Los contornos esfumados de la silueta de la pequeña se confundían con el fondo de la sala. Una bata larga hasta el suelo le cubría los pies y hacía que Jenny pareciera suspendida en el aire. Los dos se observaron durante un interminable momento. De pronto, en torno a ellos ya no existían muebles, paredes, personas, ciudades… como si fluctuaran en un limbo más allá de los confines espacio-temporales, el uno delante de la otra en medio de la nada. Los ojos de ella estaban desmesuradamente abiertos, fijados en Alex, capaces de penetrar en los rincones más recónditos de su ánimo.

Nuestra mente es la clave —dijo la niña con la mirada clavada en los ojos de Alex.

La suya era una expresión neutra que no traslucía ninguna emoción. La silueta dibujada por el contorno de su cuerpo aparecía cada vez más transparente a los ojos de Alex, como si pudiera ver a través de ella.

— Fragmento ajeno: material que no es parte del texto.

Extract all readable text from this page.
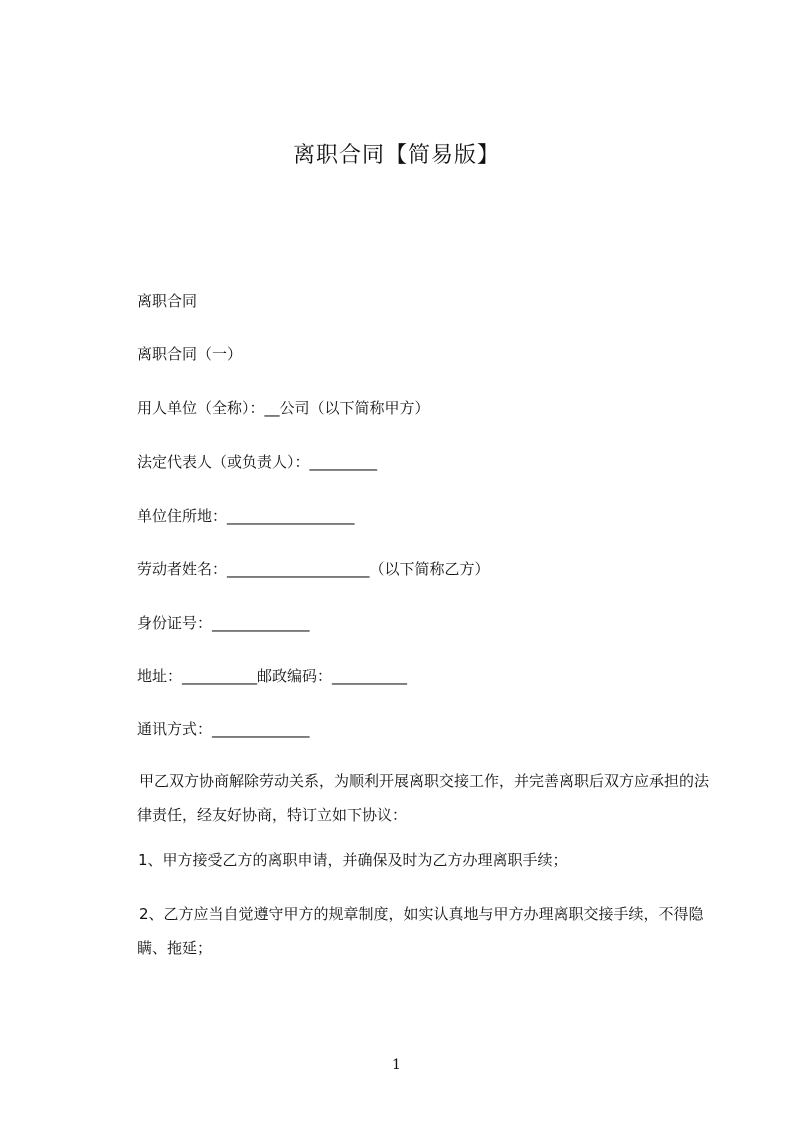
离职合同【简易版】
离职合同
离职合同（一）
用人单位（全称）：__公司（以下简称甲方）
法定代表人（或负责人）：_________
单位住所地：_________________
劳动者姓名：___________________（以下简称乙方）
身份证号：_____________
地址：__________邮政编码：__________
通讯方式：_____________
甲乙双方协商解除劳动关系，为顺利开展离职交接工作，并完善离职后双方应承担的法律责任，经友好协商，特订立如下协议：
1、甲方接受乙方的离职申请，并确保及时为乙方办理离职手续；
2、乙方应当自觉遵守甲方的规章制度，如实认真地与甲方办理离职交接手续，不得隐瞒、拖延；
1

—¿Te acuerdas, Alex? Para viajar mirábamos el cinturón.

La visión se desvaneció de golpe. El muchacho dejó caer el colgante al suelo, se levantó bruscamente y corrió hacia la puerta.

Mientras el temporal arreciaba sobre Melbourne y la lluvia repiqueteaba incesante sobre el pavimento, Alex Loria salió a la calle y echó a correr por el medio de la calle, alejándose del cofre de los recuerdos de Jenny, que se había abierto para liberar los fantasmas del pasado.